Redux establishes the same clear line: here lies the data.  Either describe its changes, provoke them with middleware, or implement an alternative side effect model (redux-observable, redux-saga, and friends) but here is absolutely not the place for your view. 

Redux without React is still a monumentally useful library that falls under the "simple but profound" umbrella, which is also true of React sans redux. 

I highly doubt that Vue will manage to provide a superior model for both of these separate but foundational concerns.  When one also considers that React and redux both excel in their composability and that neither library entails commitment to the other (to use React and Redux gains you two ecosystems of community support and development, neither married to the other), it seems to me that Vue will become another Angular (beloved and used wholly by very specific shops) with a few less trappings.

It looks clean enough, and as a library even quite nice, but in the bigger picture it is trying to solve answered questions with poor solutions: why are we trying to replace what has been effectively & elegantly decoupled with something monolithic?
ben 2936 days ago. link 3 points
Vue isn't strictly monolithic and is intended for the view layer, much like React. It can be sandwiched with Vuex, a Redux-like state library, for unidirectional data flow. By default, it uses a MobX-like approach to data binding (AFAIK MobX is influenced by Vue's default approach to binding, which is getter/setter based), and a pub/sub model for cross-component communication (not sure whether this has been retained in v2.x). It's seldom that we see React without either Redux or MobX, so making these tools/methodologies first-party makes sense.

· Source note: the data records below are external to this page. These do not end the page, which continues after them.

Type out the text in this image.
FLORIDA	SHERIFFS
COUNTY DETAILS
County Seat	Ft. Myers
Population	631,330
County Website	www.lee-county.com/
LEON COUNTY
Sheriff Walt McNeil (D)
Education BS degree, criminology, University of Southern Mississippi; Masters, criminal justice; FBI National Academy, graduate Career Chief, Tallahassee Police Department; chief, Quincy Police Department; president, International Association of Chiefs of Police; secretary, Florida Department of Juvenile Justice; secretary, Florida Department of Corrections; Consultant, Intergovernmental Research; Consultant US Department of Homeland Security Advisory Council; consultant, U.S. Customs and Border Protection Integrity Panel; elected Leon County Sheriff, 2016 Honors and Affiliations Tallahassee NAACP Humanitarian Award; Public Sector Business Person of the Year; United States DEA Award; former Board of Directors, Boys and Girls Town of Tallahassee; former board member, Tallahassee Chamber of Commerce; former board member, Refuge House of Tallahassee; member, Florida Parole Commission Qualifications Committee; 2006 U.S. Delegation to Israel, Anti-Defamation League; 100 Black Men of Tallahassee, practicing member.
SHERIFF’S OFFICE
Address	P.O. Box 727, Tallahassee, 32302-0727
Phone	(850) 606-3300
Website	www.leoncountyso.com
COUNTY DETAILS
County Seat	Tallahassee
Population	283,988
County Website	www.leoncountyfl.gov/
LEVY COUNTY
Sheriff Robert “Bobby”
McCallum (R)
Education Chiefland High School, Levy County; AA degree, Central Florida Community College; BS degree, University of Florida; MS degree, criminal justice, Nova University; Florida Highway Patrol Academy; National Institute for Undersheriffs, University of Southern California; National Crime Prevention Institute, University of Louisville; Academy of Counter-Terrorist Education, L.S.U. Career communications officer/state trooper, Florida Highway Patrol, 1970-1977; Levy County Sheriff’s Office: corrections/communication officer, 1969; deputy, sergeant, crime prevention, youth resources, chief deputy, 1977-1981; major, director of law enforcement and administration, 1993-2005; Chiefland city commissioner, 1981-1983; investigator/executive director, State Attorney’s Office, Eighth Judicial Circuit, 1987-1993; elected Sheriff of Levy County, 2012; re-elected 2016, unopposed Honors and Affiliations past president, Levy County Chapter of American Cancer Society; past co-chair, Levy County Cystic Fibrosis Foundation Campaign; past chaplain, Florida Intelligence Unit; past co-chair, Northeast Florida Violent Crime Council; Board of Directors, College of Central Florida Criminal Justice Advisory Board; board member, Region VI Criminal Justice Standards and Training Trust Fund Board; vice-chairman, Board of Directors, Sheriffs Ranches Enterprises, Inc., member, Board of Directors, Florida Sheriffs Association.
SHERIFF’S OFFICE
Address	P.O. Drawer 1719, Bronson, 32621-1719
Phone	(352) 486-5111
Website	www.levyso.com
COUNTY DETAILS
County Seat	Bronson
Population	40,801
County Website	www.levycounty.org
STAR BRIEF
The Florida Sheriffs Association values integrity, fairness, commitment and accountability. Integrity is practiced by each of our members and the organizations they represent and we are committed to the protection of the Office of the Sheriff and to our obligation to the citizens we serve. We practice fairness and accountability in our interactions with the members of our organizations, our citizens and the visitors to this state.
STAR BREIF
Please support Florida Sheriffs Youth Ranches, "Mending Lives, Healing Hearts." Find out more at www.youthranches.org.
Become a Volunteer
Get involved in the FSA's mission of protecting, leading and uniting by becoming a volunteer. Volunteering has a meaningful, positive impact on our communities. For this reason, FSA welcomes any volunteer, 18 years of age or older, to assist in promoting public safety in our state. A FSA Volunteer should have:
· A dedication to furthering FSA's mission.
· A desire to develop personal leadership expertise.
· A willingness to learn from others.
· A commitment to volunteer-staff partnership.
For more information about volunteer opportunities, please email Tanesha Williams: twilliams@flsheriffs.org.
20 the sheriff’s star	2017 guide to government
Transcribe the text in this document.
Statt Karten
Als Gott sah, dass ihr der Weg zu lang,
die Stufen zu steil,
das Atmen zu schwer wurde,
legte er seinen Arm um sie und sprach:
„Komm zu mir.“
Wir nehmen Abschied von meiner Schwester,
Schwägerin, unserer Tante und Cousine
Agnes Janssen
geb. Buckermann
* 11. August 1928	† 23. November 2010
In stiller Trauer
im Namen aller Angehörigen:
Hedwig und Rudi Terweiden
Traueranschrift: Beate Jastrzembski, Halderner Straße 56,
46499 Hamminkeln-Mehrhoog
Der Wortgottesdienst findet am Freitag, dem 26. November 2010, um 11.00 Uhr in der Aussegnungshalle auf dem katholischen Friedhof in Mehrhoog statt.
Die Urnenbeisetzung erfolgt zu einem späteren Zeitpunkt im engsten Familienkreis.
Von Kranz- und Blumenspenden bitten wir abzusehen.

Vue's drawcard, for me at least, is its tiny size. Last year, I built out a rather large app using Vue < 1.0, and found that the whole thing came in under the gzipped size of React alone (with no additional tools like Redux or React Router).
goblinking 2935 days ago. link 1 point
Fair enough on the first point: I am perhaps too much of a purist with separating concerns.  It's not enough to put me off of trying Vue.

The size difference is very impressive ... if you don't mind, about how complex was your finished app and how large was the bundle versus something similar you have done with a React (and friends) based app?
basically 2937 days ago. link 3 points
Interesting article! I personally prefer the React way for serveral reasons. What hinders me to give vue a try is the seperation of HTML and JS. In Vue (it seems) you have to use a CSS selector to wire things together ("#journal" in the example).

Everyone should use what fits them best, but I don't want to ever again use Strings (here CSS selectors) to "bring things together". Maybe it's the Java background but something feels so very wrong about this to me (though there are also many examples of inappropriate String usage in Java, instead of using types).
MaxArt 2935 days ago. link 1 point
You can pass a DOM element instead of a selector there. It's just like ReactDOM.render, only you can pass a selector too.

Plus you can pass a template property too so it won't use the element's content as a template.
Moreover, with Vue you can create .vue files that merge together the code, the template and the style of a single component. As a plus, you can use transpilers and compilers for all (Babel, Pug, Sass... you name it).

Finally you can even use JSX with Vue so you actually have maximum flexibility here.
xat 2937 days ago. link 1 point
I had a deeper look at vuejs a few weeks back and I really enjoyed it.

It's like the best parts of React, MobX and Angular have been mixed together, surrounded by a nice, clean and simplistic API.